When answering clinical questions, it’s not enough to simply provide an answer – it’s essential to communicate how strong the supporting evidence is. Because our Q&A system is automated, we’ve developed a pragmatic yet transparent way of scoring the strength of evidence behind each answer.
How We Classify Evidence At the core of our approach is how we classify the references used to generate an answer. For simplicity, we’ve grouped the sources into four categories:
Essential – The highest quality sources, such as NICE, AHRQ, guidelines; especially when they are up to date.
Desirable – Other high-quality secondary evidence (e.g. systematic reviews) and key primary research studies.
Other – The rest of the content in Trip e.g. peer-reviewed journal articles, eTextbooks.
AI – Content that is generated primarily through the large language model (LLM), used when evidence is sparse or missing.
The Scoring System Each answer is scored based on the proportion of higher-quality evidence (Essential and Desirable) it includes:
High – 75% or more of the references are Essential or Desirable
Good – 55–74% are Essential or Desirable
Moderate – Below 55% Essential/Desirable
Limited – 50% or more of the answer is generated by the AI (i.e. minimal reference support)
A Nuanced Interpretation This system produces some interesting situations. For example, an answer may score High if it’s based entirely on high-quality sources – even if those sources all agree that the evidence is limited or conflicting. In other words, a High score reflects the confidence in the evidence base used to construct the answer, not necessarily that the answer is definitive or conclusive.

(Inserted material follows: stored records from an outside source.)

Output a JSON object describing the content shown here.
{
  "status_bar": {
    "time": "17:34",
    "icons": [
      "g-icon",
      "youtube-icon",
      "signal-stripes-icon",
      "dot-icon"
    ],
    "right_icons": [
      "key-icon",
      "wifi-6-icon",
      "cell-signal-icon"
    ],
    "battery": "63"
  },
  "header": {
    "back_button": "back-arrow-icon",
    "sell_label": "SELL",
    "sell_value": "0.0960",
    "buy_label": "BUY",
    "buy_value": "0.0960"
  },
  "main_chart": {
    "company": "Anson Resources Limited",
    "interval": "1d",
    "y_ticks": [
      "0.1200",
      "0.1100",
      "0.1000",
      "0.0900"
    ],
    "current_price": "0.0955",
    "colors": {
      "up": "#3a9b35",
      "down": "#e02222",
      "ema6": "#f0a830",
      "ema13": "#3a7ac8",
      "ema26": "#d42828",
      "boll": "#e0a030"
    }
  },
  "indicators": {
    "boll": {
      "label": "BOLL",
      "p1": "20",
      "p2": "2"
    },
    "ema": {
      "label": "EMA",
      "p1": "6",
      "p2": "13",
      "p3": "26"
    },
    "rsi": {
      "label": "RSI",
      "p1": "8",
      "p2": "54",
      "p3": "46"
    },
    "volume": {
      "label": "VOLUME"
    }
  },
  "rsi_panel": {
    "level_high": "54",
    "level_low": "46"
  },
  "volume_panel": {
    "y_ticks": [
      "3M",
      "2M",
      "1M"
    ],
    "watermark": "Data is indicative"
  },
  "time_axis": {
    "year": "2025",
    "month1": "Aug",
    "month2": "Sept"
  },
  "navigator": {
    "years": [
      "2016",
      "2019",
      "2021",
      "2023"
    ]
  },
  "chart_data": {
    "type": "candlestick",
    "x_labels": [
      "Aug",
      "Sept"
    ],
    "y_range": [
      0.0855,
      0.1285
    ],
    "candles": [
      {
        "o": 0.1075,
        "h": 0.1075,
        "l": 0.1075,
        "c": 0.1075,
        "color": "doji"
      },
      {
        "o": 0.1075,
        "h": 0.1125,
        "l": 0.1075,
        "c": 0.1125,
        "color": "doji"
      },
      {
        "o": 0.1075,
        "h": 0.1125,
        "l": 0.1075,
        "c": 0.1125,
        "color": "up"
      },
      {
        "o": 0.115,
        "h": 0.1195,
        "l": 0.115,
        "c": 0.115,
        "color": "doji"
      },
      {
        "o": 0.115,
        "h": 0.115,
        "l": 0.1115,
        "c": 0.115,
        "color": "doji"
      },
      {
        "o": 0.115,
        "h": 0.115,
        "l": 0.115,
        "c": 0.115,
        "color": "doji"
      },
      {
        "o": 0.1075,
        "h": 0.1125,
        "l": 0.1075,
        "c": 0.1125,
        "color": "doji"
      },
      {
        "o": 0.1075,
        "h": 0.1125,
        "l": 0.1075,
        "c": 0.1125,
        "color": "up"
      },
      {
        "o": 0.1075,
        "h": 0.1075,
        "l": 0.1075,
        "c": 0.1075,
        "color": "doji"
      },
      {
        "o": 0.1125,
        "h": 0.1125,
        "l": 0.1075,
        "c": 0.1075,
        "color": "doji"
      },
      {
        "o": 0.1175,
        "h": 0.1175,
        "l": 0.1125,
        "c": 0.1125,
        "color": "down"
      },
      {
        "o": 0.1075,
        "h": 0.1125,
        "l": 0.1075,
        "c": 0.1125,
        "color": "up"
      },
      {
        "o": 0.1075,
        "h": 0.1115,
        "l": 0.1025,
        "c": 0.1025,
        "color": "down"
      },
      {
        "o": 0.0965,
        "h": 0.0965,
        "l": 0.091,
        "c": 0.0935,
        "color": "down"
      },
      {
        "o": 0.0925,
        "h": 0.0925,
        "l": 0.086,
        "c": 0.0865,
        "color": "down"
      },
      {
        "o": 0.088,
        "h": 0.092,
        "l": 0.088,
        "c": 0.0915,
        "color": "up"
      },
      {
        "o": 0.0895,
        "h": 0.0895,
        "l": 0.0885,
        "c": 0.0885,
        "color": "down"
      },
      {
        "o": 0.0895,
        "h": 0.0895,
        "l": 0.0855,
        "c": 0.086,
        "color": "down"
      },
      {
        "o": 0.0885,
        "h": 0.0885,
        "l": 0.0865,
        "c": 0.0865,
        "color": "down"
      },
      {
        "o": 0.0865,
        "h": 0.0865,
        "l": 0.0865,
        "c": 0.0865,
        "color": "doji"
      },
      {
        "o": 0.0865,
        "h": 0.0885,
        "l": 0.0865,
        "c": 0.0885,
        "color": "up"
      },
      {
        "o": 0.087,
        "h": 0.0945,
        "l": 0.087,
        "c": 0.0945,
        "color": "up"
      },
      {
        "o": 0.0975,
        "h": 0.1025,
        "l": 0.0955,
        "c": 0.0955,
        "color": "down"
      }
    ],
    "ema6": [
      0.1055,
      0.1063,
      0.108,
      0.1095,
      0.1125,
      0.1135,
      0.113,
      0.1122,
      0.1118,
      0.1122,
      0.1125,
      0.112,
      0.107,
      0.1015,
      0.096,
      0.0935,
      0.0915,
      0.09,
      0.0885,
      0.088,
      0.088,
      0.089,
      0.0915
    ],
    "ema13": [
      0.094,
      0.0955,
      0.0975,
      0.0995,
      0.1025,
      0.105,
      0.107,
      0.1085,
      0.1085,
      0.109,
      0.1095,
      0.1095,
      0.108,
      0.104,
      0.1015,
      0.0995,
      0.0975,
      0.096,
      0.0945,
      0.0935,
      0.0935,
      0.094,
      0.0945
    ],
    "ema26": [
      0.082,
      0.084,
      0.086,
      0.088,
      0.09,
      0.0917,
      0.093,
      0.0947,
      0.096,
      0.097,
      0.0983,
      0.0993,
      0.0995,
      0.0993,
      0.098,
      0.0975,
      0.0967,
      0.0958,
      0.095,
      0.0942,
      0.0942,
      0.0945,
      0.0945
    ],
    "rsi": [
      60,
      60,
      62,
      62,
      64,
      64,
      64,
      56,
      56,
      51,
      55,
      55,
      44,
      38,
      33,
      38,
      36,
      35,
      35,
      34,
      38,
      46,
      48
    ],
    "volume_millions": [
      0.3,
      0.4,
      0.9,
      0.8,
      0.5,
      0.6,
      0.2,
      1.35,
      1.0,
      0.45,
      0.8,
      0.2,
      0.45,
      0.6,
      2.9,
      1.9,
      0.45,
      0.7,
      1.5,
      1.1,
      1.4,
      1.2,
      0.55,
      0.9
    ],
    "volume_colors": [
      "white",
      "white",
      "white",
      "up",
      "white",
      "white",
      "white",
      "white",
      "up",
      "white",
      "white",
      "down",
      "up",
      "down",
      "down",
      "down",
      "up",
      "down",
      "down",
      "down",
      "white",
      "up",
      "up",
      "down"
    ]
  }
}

We believe this approach strikes a useful balance between automation and transparency. It allows users to quickly gauge how much trust they can place in the evidence behind each answer, while also recognising the complexity and occasional uncertainty inherent in clinical decision-making.
98% of the core Q&A work is complete and now we’re mainly testing and correcting minor issuess…
The main AskTrip page will look like this:
While an answer page looks like this:
Lots to see here:
References are now looking lovely – in the beta this was the biggest bugbear of testers!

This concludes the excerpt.